You are entitled to a Permanent Partial Impairment (PPI) rating when your injury has become "medically stable". "Medical stability means the date after which further objectively measurable improvement...is not reasonably expected to result from additional medical care..." As 23.30.095(27).

In other words, if your injury isn't expected to improve, then you are medically stable. If you are receiving Temporary Total Disability (TTD), those checks stop when you are medically stable. You are paid PPI and that is the end of the checks you receive unless you are in the reemployment process, or unless something else happens on account of which you cannot work such as you need a second surgery.

Who determines when you are medically stable and what your PPI rating is?

Your doctor may determine that you are medically stable. He may send you to another clinic to perform the PPI rating or if there is someone in his clinic that does them, they will perform the rating there.

Sometimes the insurance company will send you to their doctor (Employer Independent Medical Evaluation) and that doctor will opine whether you are medically stable and what your PPI rating is.

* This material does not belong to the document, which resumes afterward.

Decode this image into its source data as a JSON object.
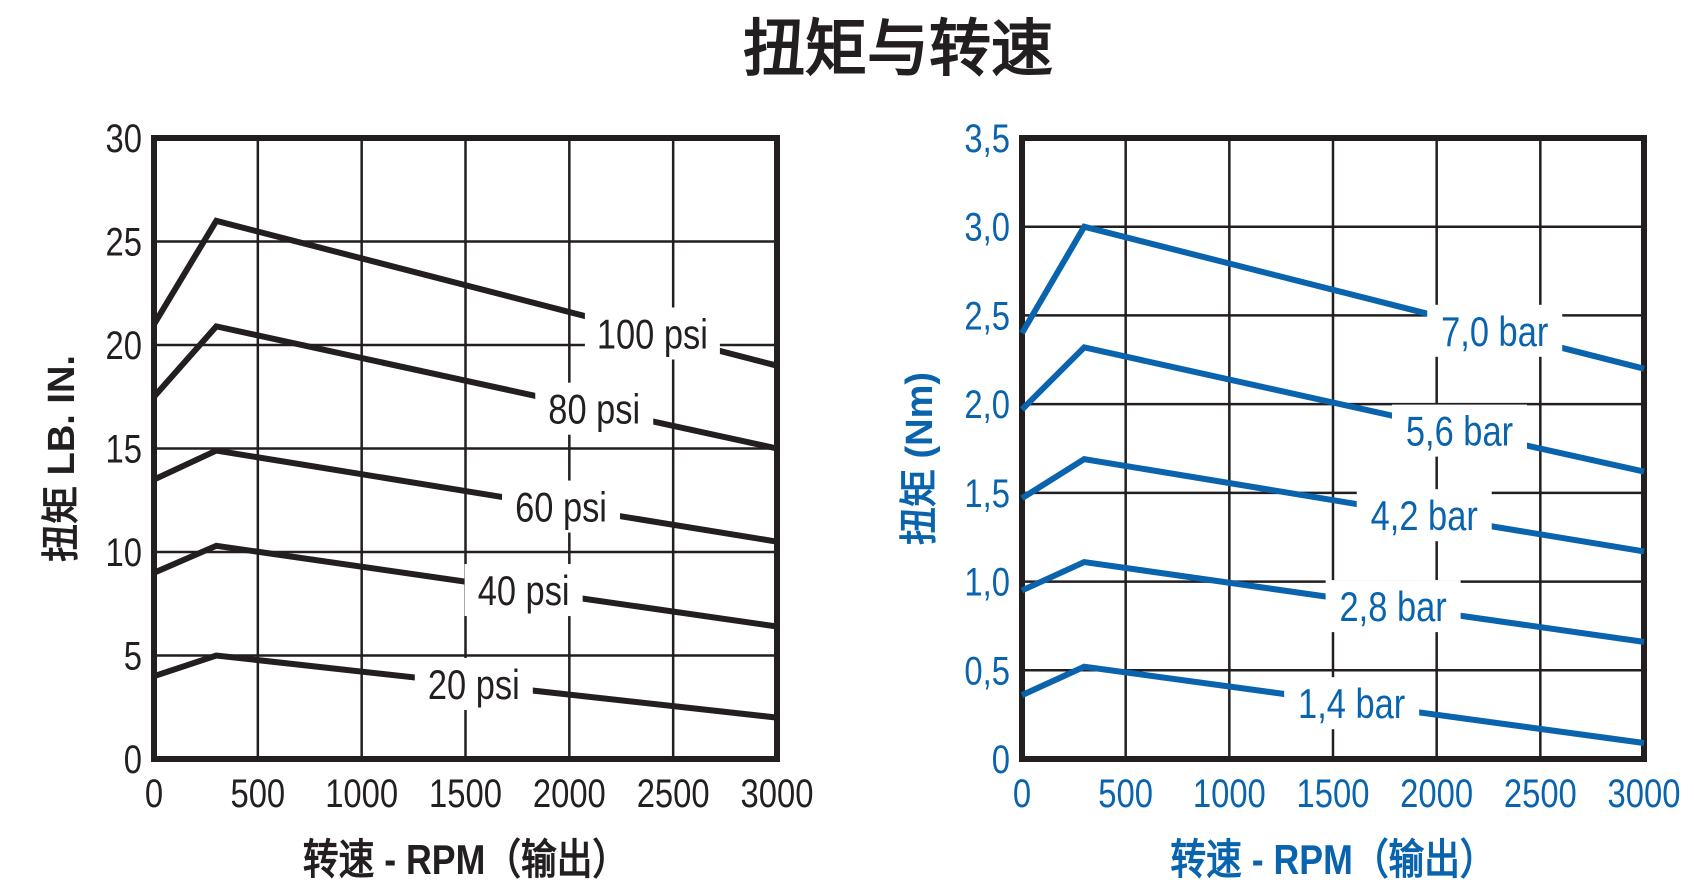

When you are referred for a PPI rating, the doctor will review your medical records, perhaps examine you, perhaps review a Physical Capacity Evaluation, and then refer to the American Medical Association's Guides to the Evaluation of Permanent Impairment (6th edition) which lists nearly every kind of injury that can occur to a person and instructs the doctor how to evaluate the injury.  The Alaska Workers Compensation Board mandates the use of the AMA Guidelines, there is no getting around it.  However the doctor does have some discretion in classifying your injury based upon many factors, one of which is the amount of pain created by the injury.  Therefor it is important for the doctor to have all of your medical records, including your MRIs and x-rays, as well as a full knowledge of how the injury has impacted your life.

If you disagree with the insurance doctor's PPI rating, you can ask your own physician to review it and to refer you to someone who will do a PPI rating on your behalf.

If it has been some time since your injury and you are no longer being treated, or your treatment is only for pain and isn't going to improve your underlying condition, and you haven't been referred for a PPI rating yet, ask your doctor to do so.